Kroton Educacional S.A. (“Company”), in compliance with the provisions in article 157, paragraph 4, of Law no. 6,404, as of 12.15.1976, as amended, and with the provisions in the Instruction of the Brazilian Securities and Exchange Commission (“CVM”) no. 358, as of 01.03.2002, as amended, informs its shareholders and the market in general that, at a meeting of its Board of Directors held on 04.10.2008, considering the current price level of the shares issued by the Company in the market, an acquisition program of share deposit certificates (“Units) representing registered common and preferred shares issued by the Company was approved, to be executed by Editora e Distribuidora Educacional Ltda., a subsidiary of the Company, with Corporate Taxpayer’s ID (CNPJ/MF) no. 38.733.648/0001-40 (“Editora”), in accordance with the Annual Meeting of Partners of Editora held on 04.10.2008 and in compliance with the terms of the official letter issued by the CVM (Official Letter/CVM/SEP/GEA-2/no. 035/08) on 02.18.2008 (“CVM Official Letter”), of article 21, item “x”, of the Company’s Bylaws, of CVM Instruction no. 10, as of 02.14.1980, as amended (“CVM Instruction no. 10”), and of articles 30 and 244 of Law no. 6,404/76, as amended, in the following conditions:
Company’s Purpose in the Operation and Criteria: acquisition of Units representing common and preferred shares issued by the Company on the account of Editora for maintenance among the assets of Editora and subsequent disposal, without reducing the Company’s capital, in compliance with the terms of CVM Official Letter, of CVM Instruction no. 10 and of other applicable legal and regulatory provisions.
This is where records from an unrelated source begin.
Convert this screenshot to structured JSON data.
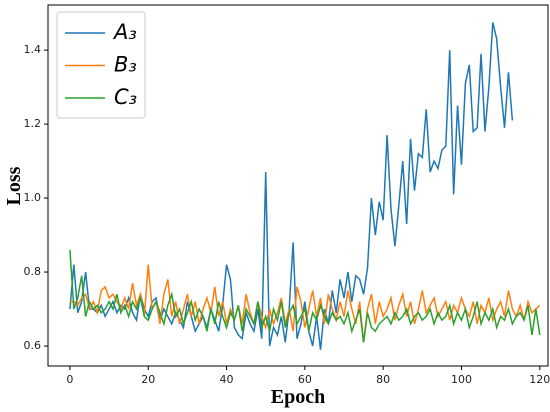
{
  "chart_data": {
    "type": "line",
    "xlabel": "Epoch",
    "ylabel": "Loss",
    "x": [
      0,
      1,
      2,
      3,
      4,
      5,
      6,
      7,
      8,
      9,
      10,
      11,
      12,
      13,
      14,
      15,
      16,
      17,
      18,
      19,
      20,
      21,
      22,
      23,
      24,
      25,
      26,
      27,
      28,
      29,
      30,
      31,
      32,
      33,
      34,
      35,
      36,
      37,
      38,
      39,
      40,
      41,
      42,
      43,
      44,
      45,
      46,
      47,
      48,
      49,
      50,
      51,
      52,
      53,
      54,
      55,
      56,
      57,
      58,
      59,
      60,
      61,
      62,
      63,
      64,
      65,
      66,
      67,
      68,
      69,
      70,
      71,
      72,
      73,
      74,
      75,
      76,
      77,
      78,
      79,
      80,
      81,
      82,
      83,
      84,
      85,
      86,
      87,
      88,
      89,
      90,
      91,
      92,
      93,
      94,
      95,
      96,
      97,
      98,
      99,
      100,
      101,
      102,
      103,
      104,
      105,
      106,
      107,
      108,
      109,
      110,
      111,
      112,
      113,
      114,
      115,
      116,
      117,
      118,
      119,
      120
    ],
    "series": [
      {
        "name": "A₃",
        "color": "#1f77b4",
        "values": [
          0.7,
          0.82,
          0.69,
          0.72,
          0.8,
          0.7,
          0.7,
          0.69,
          0.71,
          0.68,
          0.7,
          0.72,
          0.69,
          0.71,
          0.7,
          0.73,
          0.69,
          0.67,
          0.74,
          0.7,
          0.68,
          0.72,
          0.73,
          0.67,
          0.7,
          0.68,
          0.66,
          0.69,
          0.67,
          0.65,
          0.72,
          0.68,
          0.64,
          0.66,
          0.68,
          0.65,
          0.7,
          0.67,
          0.64,
          0.71,
          0.82,
          0.78,
          0.65,
          0.63,
          0.62,
          0.69,
          0.66,
          0.64,
          0.7,
          0.62,
          1.07,
          0.6,
          0.65,
          0.63,
          0.68,
          0.61,
          0.7,
          0.88,
          0.62,
          0.66,
          0.72,
          0.64,
          0.6,
          0.68,
          0.59,
          0.7,
          0.66,
          0.75,
          0.69,
          0.78,
          0.73,
          0.8,
          0.72,
          0.79,
          0.78,
          0.74,
          0.81,
          1.0,
          0.9,
          0.99,
          0.94,
          1.17,
          0.97,
          0.87,
          0.98,
          1.1,
          0.93,
          1.16,
          1.02,
          1.12,
          1.11,
          1.24,
          1.07,
          1.1,
          1.08,
          1.13,
          1.14,
          1.4,
          1.01,
          1.25,
          1.09,
          1.31,
          1.36,
          1.18,
          1.19,
          1.39,
          1.18,
          1.3,
          1.475,
          1.43,
          1.3,
          1.19,
          1.34,
          1.21,
          null,
          null,
          null,
          null,
          null,
          null,
          null
        ]
      },
      {
        "name": "B₃",
        "color": "#ff7f0e",
        "values": [
          0.72,
          0.72,
          0.71,
          0.73,
          0.74,
          0.7,
          0.72,
          0.69,
          0.75,
          0.76,
          0.73,
          0.74,
          0.72,
          0.7,
          0.73,
          0.7,
          0.77,
          0.71,
          0.74,
          0.68,
          0.82,
          0.7,
          0.72,
          0.66,
          0.74,
          0.78,
          0.68,
          0.72,
          0.66,
          0.7,
          0.74,
          0.68,
          0.72,
          0.66,
          0.7,
          0.73,
          0.69,
          0.76,
          0.68,
          0.72,
          0.66,
          0.7,
          0.67,
          0.71,
          0.66,
          0.74,
          0.69,
          0.66,
          0.72,
          0.68,
          0.65,
          0.7,
          0.66,
          0.69,
          0.73,
          0.66,
          0.7,
          0.64,
          0.76,
          0.72,
          0.65,
          0.7,
          0.75,
          0.68,
          0.73,
          0.66,
          0.74,
          0.7,
          0.67,
          0.72,
          0.68,
          0.75,
          0.7,
          0.66,
          0.72,
          0.61,
          0.7,
          0.74,
          0.66,
          0.72,
          0.68,
          0.7,
          0.73,
          0.67,
          0.71,
          0.74,
          0.68,
          0.72,
          0.66,
          0.7,
          0.75,
          0.69,
          0.71,
          0.73,
          0.68,
          0.7,
          0.72,
          0.67,
          0.71,
          0.69,
          0.73,
          0.7,
          0.68,
          0.72,
          0.66,
          0.71,
          0.69,
          0.73,
          0.67,
          0.7,
          0.72,
          0.68,
          0.75,
          0.7,
          0.68,
          0.71,
          0.67,
          0.72,
          0.69,
          0.7,
          0.71
        ]
      },
      {
        "name": "C₃",
        "color": "#2ca02c",
        "values": [
          0.86,
          0.7,
          0.73,
          0.79,
          0.68,
          0.72,
          0.7,
          0.71,
          0.69,
          0.7,
          0.72,
          0.7,
          0.74,
          0.69,
          0.71,
          0.68,
          0.72,
          0.7,
          0.73,
          0.68,
          0.67,
          0.7,
          0.72,
          0.69,
          0.66,
          0.71,
          0.74,
          0.68,
          0.7,
          0.66,
          0.69,
          0.72,
          0.67,
          0.7,
          0.68,
          0.64,
          0.7,
          0.66,
          0.72,
          0.68,
          0.65,
          0.69,
          0.67,
          0.71,
          0.64,
          0.7,
          0.68,
          0.66,
          0.72,
          0.65,
          0.68,
          0.64,
          0.7,
          0.67,
          0.72,
          0.65,
          0.69,
          0.71,
          0.66,
          0.68,
          0.7,
          0.64,
          0.69,
          0.67,
          0.71,
          0.68,
          0.66,
          0.69,
          0.67,
          0.68,
          0.66,
          0.69,
          0.64,
          0.67,
          0.7,
          0.61,
          0.69,
          0.65,
          0.64,
          0.66,
          0.67,
          0.68,
          0.66,
          0.69,
          0.67,
          0.68,
          0.7,
          0.66,
          0.68,
          0.69,
          0.67,
          0.68,
          0.7,
          0.66,
          0.69,
          0.67,
          0.68,
          0.71,
          0.66,
          0.69,
          0.67,
          0.7,
          0.65,
          0.68,
          0.72,
          0.66,
          0.69,
          0.67,
          0.7,
          0.65,
          0.68,
          0.67,
          0.7,
          0.66,
          0.68,
          0.69,
          0.67,
          0.71,
          0.63,
          0.7,
          0.63
        ]
      }
    ],
    "xlim": [
      -5.6,
      122.1
    ],
    "xticks": [
      0,
      20,
      40,
      60,
      80,
      100,
      120
    ],
    "ylim": [
      0.546,
      1.522
    ],
    "yticks": [
      0.6,
      0.8,
      {
        "value": 1,
        "label": "1.0"
      },
      1.2,
      1.4
    ],
    "legend": "upper left"
  }
}
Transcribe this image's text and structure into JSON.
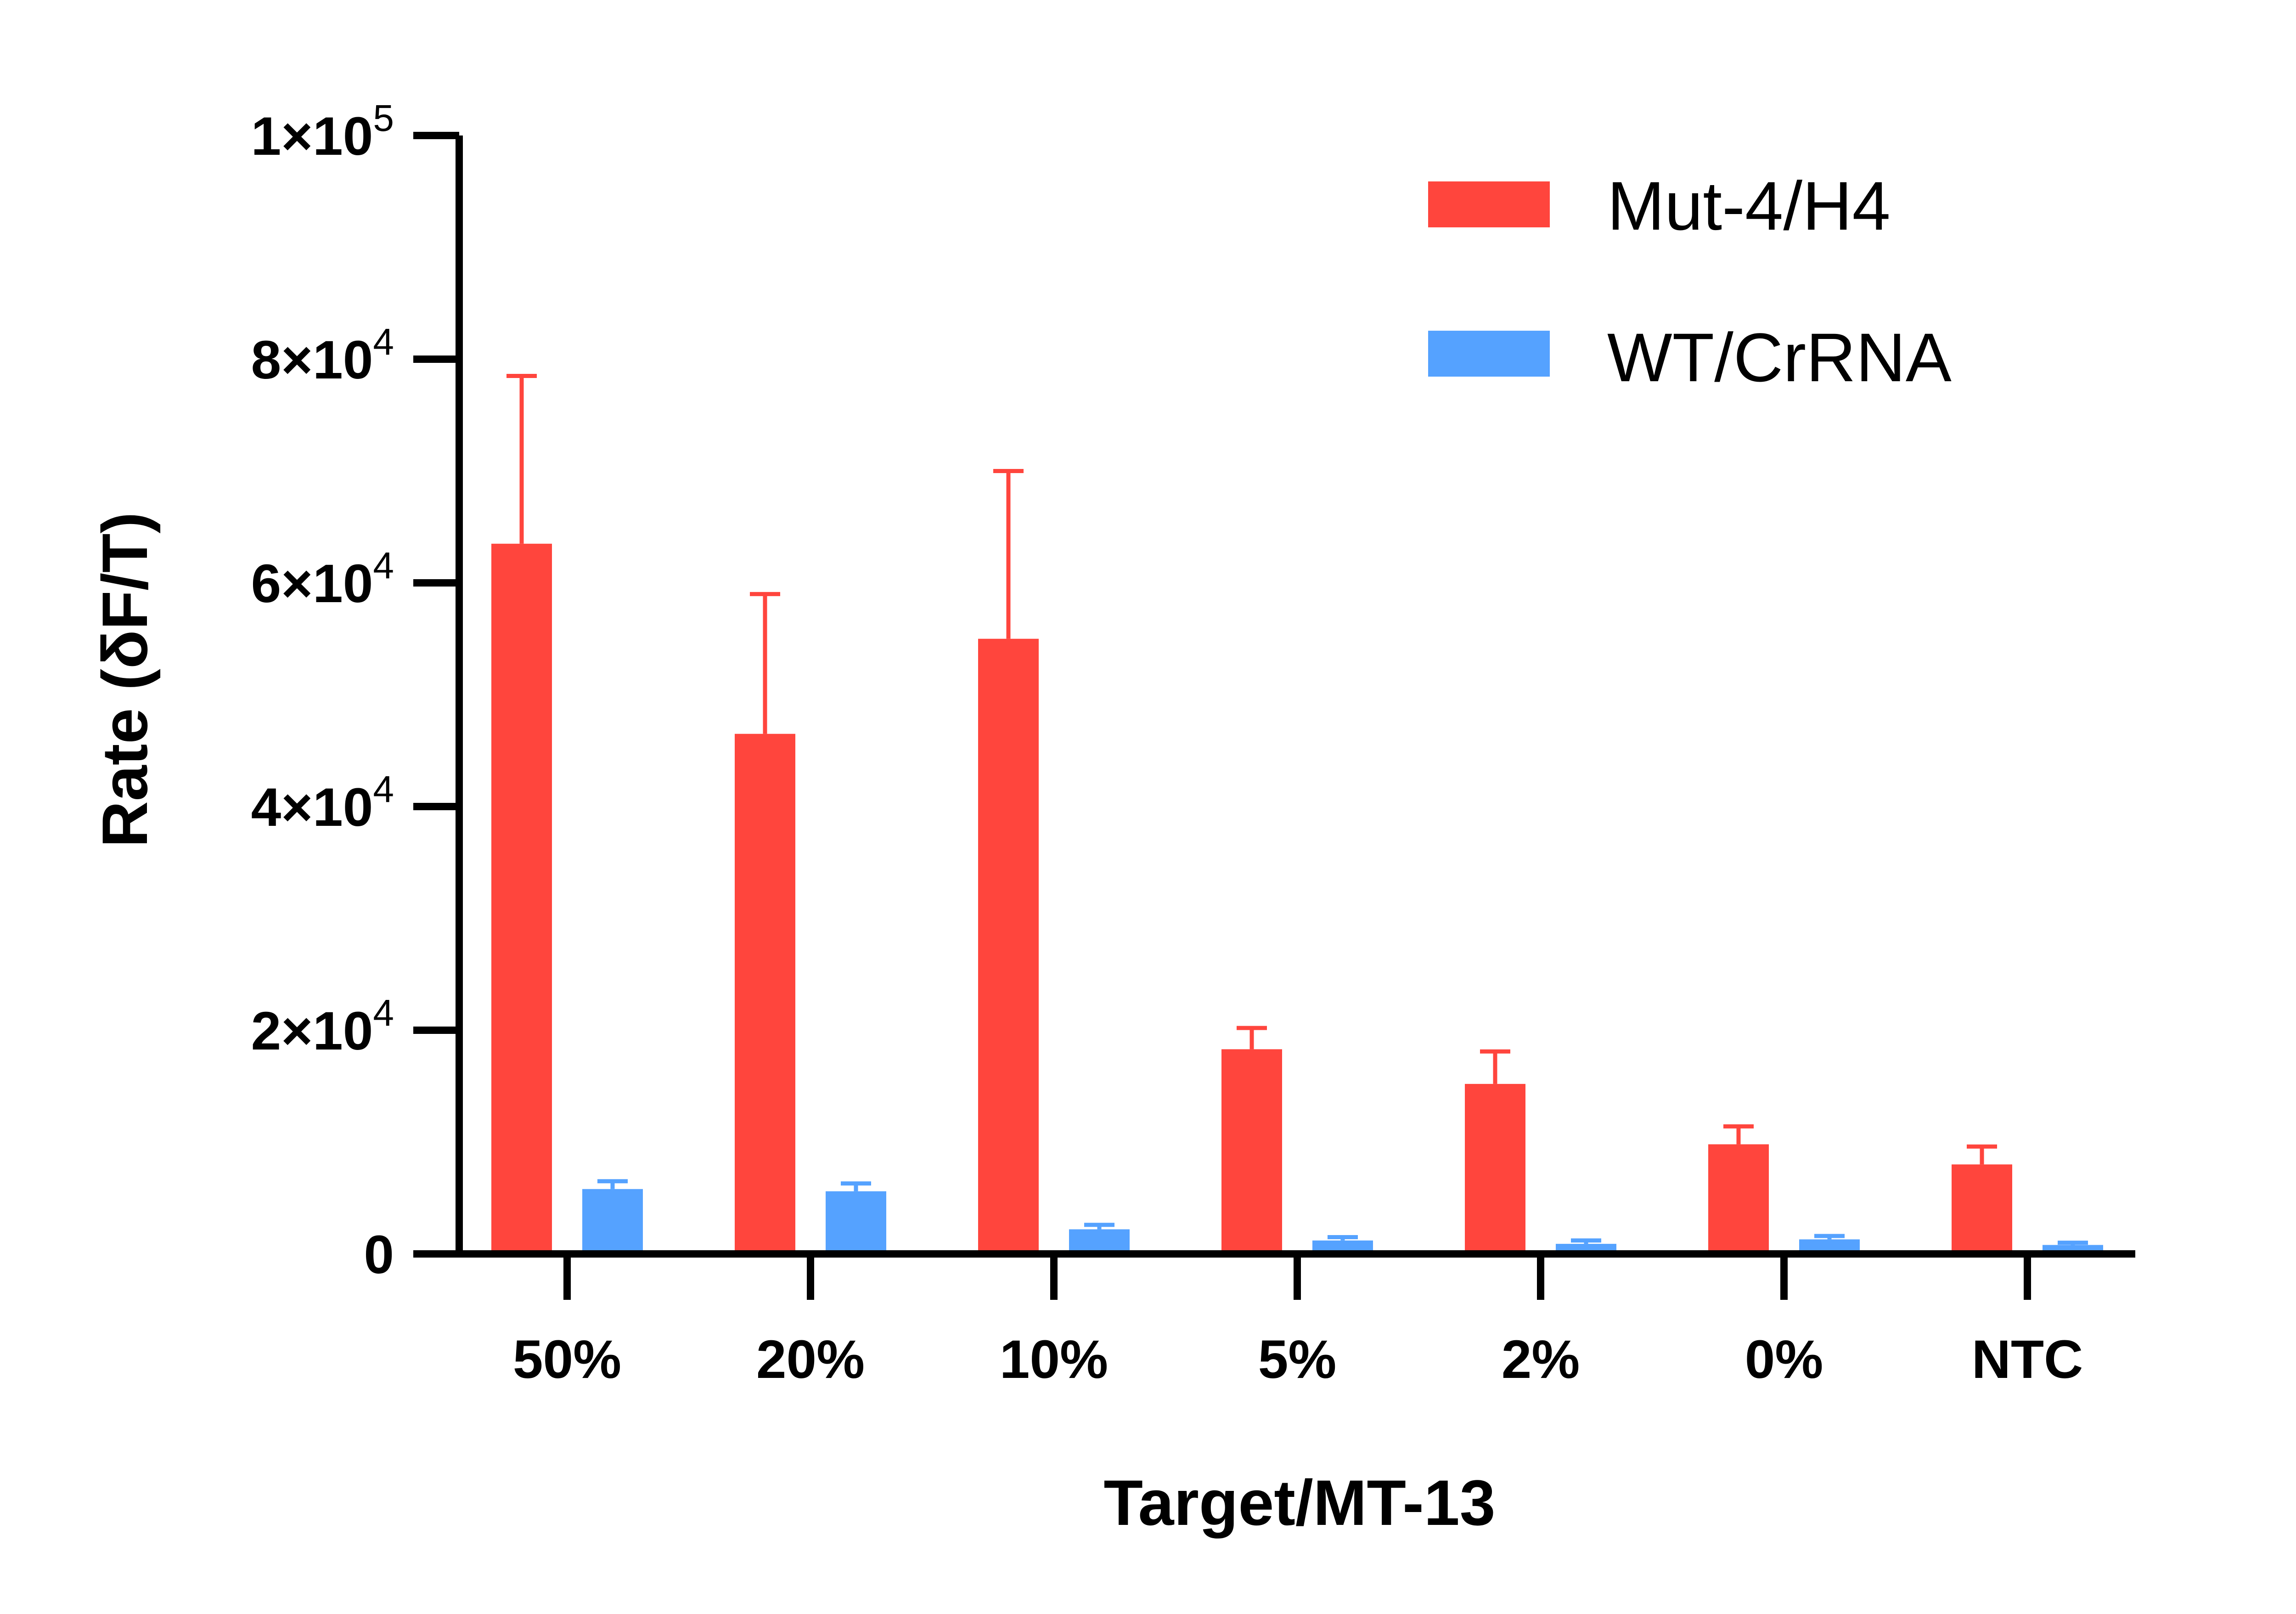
{
  "chart_data": {
    "type": "bar",
    "xlabel": "Target/MT-13",
    "ylabel": "Rate (δF/T)",
    "categories": [
      "50%",
      "20%",
      "10%",
      "5%",
      "2%",
      "0%",
      "NTC"
    ],
    "ylim": [
      0,
      100000
    ],
    "yticks": [
      {
        "value": 0,
        "base": "0",
        "exp": ""
      },
      {
        "value": 20000,
        "base": "2×10",
        "exp": "4"
      },
      {
        "value": 40000,
        "base": "4×10",
        "exp": "4"
      },
      {
        "value": 60000,
        "base": "6×10",
        "exp": "4"
      },
      {
        "value": 80000,
        "base": "8×10",
        "exp": "4"
      },
      {
        "value": 100000,
        "base": "1×10",
        "exp": "5"
      }
    ],
    "series": [
      {
        "name": "Mut-4/H4",
        "color": "#FF453D",
        "values": [
          63500,
          46500,
          55000,
          18300,
          15200,
          9800,
          8000
        ],
        "errors": [
          15000,
          12500,
          15000,
          1900,
          2900,
          1600,
          1600
        ]
      },
      {
        "name": "WT/CrRNA",
        "color": "#55A2FF",
        "values": [
          5800,
          5600,
          2200,
          1200,
          900,
          1300,
          800
        ],
        "errors": [
          700,
          700,
          400,
          300,
          300,
          300,
          200
        ]
      }
    ],
    "legend_position": "top-right",
    "grid": false
  }
}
Number of Units to be Acquired: up to 800,000 Units, corresponding to 800,000 common shares and 4,800,000 preferred shares issued by the Company, which, pursuant to the definition of article 5 of CVM Instruction no. 10, represent 6.5% of the common shares and 6.5% of the outstanding preferred shares issued by the Company, being, therefore, within the maximum limit determined by article 3 of CVM Instruction no. 10.
Number of Outstanding Shares: 12,276,250 Units, corresponding to 12,276,250 common shares and 73,657,500 preferred shares issued by the Company, which, pursuant to the definition of article 5 of CVM Instruction no. 10, represent 10.7% of the common shares and 69.7% of the outstanding preferred shares issued by the Company.
Term for the Acquisitions: up to 365 days counted as of 04.10.2008.
Financial Institution which will be the Intermediary: Credit Suisse (Brasil) S.A. Corretora de Títulos e Valores Mobiliários, a company with Corporate Taxpayer’s ID (CNPJ/MF) no. 42.584.318/0001-07, with headquarters in the city of São Paulo, State of São Paulo, at Av. Brigadeiro Faria Lima, n° 306, 13° e 14° andar.
April 10, 2008
Alicia Maria Gróss Figueiro Pinheiro
Executive Vice President and Investor Relations Officer.